Le linee guida indicate ma dimenticate erano scritte per un sistema economico che affondava le sue radici nell’economia reale, ma a partire dalla caduta del muro di Berlino gli interessi della finanza, della politica ed anche dell’Accademia hanno forzato un cambiamento della realtà e della genesi dell’economia che è stata fatta diventare un gioco matematico e piegata alla finanza ed ad un monetarismo senza limiti tecnici né morali; il neoliberismo spinto all’eccesso è diventato dominante e puro potere. Il nuovo secolo si è presentato con un disastro di immani proporzioni che non sappiamo ancora se e come finirà; i prodotti tossici creati da matematici, fisici nucleari, statistici hanno allontanato il loro mondo di formule dal mondo reale e contribuito a giustificare mezzi che sono diventati di oppressione. Il Fmi non ha posto resistenza alla dirompente invasione di questo modello culturale e si è allontanato dalle radici di salvaguardia dell’economia reale per il quale era stato costituito avvallando operazioni finalizzate a forme di destabilizzazione sociale e politica; di questo esercizio di potere la Grecia è stata la prima vittima – bastonane uno per educare tutti – ed ora siamo a domandarci come finirà. Ma prima o poi i problemi ed i disegni di fondo di questo “Armageddon“ dovranno essere portati al centro del dibattito globale e sociale.

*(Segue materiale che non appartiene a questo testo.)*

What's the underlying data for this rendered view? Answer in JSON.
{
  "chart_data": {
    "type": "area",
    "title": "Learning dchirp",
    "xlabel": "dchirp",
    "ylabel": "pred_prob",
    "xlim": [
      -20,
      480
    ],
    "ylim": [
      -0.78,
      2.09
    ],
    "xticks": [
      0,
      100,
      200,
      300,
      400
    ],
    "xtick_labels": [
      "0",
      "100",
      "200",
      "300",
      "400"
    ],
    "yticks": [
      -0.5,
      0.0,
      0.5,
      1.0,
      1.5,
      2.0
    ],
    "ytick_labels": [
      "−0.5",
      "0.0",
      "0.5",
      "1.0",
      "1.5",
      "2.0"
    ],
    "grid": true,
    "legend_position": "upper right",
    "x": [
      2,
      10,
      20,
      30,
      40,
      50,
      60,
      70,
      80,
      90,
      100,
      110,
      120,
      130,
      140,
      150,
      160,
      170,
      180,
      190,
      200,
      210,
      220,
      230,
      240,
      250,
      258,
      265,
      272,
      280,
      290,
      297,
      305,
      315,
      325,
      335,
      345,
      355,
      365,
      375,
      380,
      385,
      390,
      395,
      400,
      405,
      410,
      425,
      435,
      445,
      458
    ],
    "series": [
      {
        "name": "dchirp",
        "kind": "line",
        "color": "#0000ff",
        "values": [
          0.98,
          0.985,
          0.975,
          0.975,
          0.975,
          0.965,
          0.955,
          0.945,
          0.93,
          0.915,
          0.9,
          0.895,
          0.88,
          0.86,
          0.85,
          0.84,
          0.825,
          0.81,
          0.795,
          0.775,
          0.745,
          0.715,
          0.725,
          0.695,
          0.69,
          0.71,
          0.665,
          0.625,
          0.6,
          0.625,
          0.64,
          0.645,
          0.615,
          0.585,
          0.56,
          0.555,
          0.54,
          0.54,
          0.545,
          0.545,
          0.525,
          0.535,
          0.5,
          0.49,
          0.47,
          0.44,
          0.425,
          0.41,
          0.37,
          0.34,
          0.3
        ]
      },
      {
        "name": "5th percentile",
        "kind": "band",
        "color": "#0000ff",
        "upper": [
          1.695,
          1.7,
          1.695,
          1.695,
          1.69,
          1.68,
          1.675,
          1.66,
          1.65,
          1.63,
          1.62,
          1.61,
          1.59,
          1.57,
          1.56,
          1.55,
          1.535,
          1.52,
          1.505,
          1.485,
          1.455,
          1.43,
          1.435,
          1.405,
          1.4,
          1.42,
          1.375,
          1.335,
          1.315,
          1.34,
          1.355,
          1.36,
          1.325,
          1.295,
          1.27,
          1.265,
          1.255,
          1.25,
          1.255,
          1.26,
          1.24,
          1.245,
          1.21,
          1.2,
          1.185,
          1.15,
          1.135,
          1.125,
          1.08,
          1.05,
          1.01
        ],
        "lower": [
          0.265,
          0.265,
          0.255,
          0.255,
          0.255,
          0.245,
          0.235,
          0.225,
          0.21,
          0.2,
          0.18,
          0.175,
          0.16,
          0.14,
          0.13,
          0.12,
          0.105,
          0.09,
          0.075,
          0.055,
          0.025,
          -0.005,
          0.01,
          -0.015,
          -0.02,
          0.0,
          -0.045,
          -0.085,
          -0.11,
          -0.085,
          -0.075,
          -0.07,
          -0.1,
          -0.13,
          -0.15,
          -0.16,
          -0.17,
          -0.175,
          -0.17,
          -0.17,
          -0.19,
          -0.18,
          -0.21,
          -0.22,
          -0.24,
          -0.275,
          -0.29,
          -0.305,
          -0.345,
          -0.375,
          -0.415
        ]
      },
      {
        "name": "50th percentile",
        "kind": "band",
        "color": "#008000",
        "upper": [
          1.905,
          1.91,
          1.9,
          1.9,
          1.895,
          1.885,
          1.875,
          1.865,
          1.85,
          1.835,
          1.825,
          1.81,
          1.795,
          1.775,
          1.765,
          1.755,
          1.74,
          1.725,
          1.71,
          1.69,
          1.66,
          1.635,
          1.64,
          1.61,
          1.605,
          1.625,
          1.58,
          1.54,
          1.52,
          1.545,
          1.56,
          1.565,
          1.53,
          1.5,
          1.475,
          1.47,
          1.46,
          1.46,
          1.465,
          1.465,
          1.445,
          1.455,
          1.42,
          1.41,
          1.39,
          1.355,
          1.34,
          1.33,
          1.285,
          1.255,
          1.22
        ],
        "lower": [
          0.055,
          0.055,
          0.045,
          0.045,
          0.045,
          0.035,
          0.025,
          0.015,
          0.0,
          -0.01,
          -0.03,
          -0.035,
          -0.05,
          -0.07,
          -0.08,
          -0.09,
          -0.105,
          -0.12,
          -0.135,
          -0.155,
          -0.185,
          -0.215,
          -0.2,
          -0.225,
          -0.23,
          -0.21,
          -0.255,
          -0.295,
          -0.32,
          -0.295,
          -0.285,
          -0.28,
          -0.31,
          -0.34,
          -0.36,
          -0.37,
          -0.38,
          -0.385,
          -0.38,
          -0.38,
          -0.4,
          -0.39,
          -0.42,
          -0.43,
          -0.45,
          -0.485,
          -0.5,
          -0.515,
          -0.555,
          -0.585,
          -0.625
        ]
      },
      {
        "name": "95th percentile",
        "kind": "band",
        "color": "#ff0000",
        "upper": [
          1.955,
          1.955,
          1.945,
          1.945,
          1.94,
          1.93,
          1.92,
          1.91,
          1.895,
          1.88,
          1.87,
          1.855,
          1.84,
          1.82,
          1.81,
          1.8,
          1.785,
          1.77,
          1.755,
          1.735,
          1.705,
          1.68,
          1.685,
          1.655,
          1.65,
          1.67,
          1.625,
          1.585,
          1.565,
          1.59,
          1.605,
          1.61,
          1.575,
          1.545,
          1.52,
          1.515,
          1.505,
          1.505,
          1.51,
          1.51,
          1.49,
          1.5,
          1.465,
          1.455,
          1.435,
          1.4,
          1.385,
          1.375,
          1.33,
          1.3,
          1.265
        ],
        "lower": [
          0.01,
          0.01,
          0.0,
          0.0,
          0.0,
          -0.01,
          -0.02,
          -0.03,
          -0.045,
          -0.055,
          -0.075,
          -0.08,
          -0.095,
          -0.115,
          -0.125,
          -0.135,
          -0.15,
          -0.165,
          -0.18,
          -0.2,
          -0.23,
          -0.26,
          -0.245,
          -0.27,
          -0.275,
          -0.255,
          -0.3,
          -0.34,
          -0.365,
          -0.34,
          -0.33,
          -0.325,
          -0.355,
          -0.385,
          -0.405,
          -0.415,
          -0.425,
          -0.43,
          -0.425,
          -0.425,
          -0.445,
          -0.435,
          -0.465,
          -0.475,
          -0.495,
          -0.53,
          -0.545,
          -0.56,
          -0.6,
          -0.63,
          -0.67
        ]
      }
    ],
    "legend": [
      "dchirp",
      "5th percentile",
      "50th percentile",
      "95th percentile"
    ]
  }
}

Sembra che il Fmi come nelle Metamorfosi di Ovidio faccia la fine di Narciso che si innamora della sua figura, punito in questo senso dalla Nemesi per avere ignorato l’amore della ninfa Eco ( la giustizia sociale, diremmo oggi, ndr) viene condannato ad innamorarsi della sua stessa immagine ma non riuscendo mai a stringerla ed a toccarla si lascia morire. Ma le Naiadi e le Driadi trovarono al suo posto un fiore a cui diedero il suo nome. Chissà se dopo queste traversie anche il Fmi non possa subire una metamorfosi trasformandosi in un fiore di pace e di collaborazione e non di guerra e provare a trovare nel principio di collaborazione una sua nuova vita e ritrovarsi nella vera missione per cui era stato pensato in quel lontano 1944 in cui i disastri delle guerre sembravano portare l’uomo alla saggezza ma anche questo sembra rimanere solo un mito.